The Christian Democrats, the oldest party on the Czech political scene, which has found itself marginalized by newcomers recently produced a calendar to try and win over young voters in its traditional bastion Moravia. It picked a number of attractive young women to pose in regional costumes –to represent the party’s traditional values. A party official was present to see to the photo session, making sure that the young women looked sweet and virtuous. It was made clear to the photographer that in all snapshots there should be no cleavage and knees should be primly covered up. The calendar was deemed a big success until someone put up very different pictures of one of the girls on the Internet – she’d kept quiet about the fact that she had previously posed for a soft-porn magazine. The calendar is now having to be re-done without her offensive presence.
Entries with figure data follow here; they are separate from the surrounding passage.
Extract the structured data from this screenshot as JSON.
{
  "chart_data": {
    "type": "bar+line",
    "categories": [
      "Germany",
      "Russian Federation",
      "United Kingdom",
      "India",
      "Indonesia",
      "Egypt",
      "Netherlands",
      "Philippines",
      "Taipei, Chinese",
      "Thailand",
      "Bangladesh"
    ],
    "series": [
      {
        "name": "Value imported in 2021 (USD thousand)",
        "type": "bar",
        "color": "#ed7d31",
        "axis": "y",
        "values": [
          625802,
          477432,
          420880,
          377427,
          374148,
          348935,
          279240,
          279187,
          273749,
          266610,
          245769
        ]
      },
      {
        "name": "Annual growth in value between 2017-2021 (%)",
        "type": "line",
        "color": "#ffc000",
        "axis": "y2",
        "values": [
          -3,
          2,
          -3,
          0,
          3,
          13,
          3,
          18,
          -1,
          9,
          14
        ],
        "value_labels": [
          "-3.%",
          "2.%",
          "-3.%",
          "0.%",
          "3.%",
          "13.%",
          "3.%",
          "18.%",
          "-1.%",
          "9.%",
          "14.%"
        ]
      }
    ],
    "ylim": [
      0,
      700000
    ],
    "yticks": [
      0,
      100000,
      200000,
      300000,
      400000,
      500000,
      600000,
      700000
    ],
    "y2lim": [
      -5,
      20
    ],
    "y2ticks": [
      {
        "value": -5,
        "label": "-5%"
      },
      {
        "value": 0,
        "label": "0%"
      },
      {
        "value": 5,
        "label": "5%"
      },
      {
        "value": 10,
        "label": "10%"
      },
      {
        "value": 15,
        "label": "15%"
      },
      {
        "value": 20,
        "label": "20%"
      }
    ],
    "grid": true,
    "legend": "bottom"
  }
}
Bursas Charalambos,  photo: CTK
The Prague-based Greek-born juggler Bursas Charalambos set a new record in Prague this week doing headers with a ball for eight hours straight. Fifty-eight-year-old Charalambos is world champion in this discipline. He holds eighty Czech and ten world records in ball-juggling – which he took up after he gave up playing football professionally. I just liked playing around with the ball and it developed into a serious hobby, Charalambos said. He can do headers in any position - sitting down, lying down, kneeling or anything else he's asked to try. One of his records is walking backwards with a ball on his head for 24 hours straight. His next feat – which he says will take him a year or two to perfect is to be walking with a ball on his head with his eyes tied. Looks like there’s isn’t much he does in life without balancing a ball on his head.


Illustrative photo
Jan Čečrle is a guardian angel. In the past twenty years he has saved more than fifty lives and is always on the lookout for people in trouble. It’s not as if he feels he has a vocation –he is simply there when things happen. It all started when at the age of around thirty he bought a house on the Ohre river, seeking to get away from the bustle of city life and envisioning long quiet evenings fishing and sitting around a campfire. The reality was somewhat different. The house was located right next to a dangerous weir on the river which has proved fatal for many canoeists. The first time we heard a call for help we thought it was children playing, but it was a girl in trouble. Jan ran out and saved her life. Ever since it has become a routine thing not only for him but for his wife and daughter as well. Dozens of canonists overturn at the weir in the course of a year and like a team of well-trained professionals whoever’s home dashes out and throws a lifeline to the person in trouble. Most of the time it is Jan Čečrle who this year received an award for merit.


A twenty-year-old Czech student won a million crowns in the lottery after putting together the date of his birth and that of his girlfriend – combined with Jaromir Jagr’s jersey number. Unfortunately he failed to check the winning numbers properly and dejected by another loss he tore up the lottery ticket before throwing it in the bin. The next day the entire family was on its knees searching the bin for the scattered pieces of paper. The ticket was reassembled – somewhat the worse for wear – but officials accepted it and paid out the money.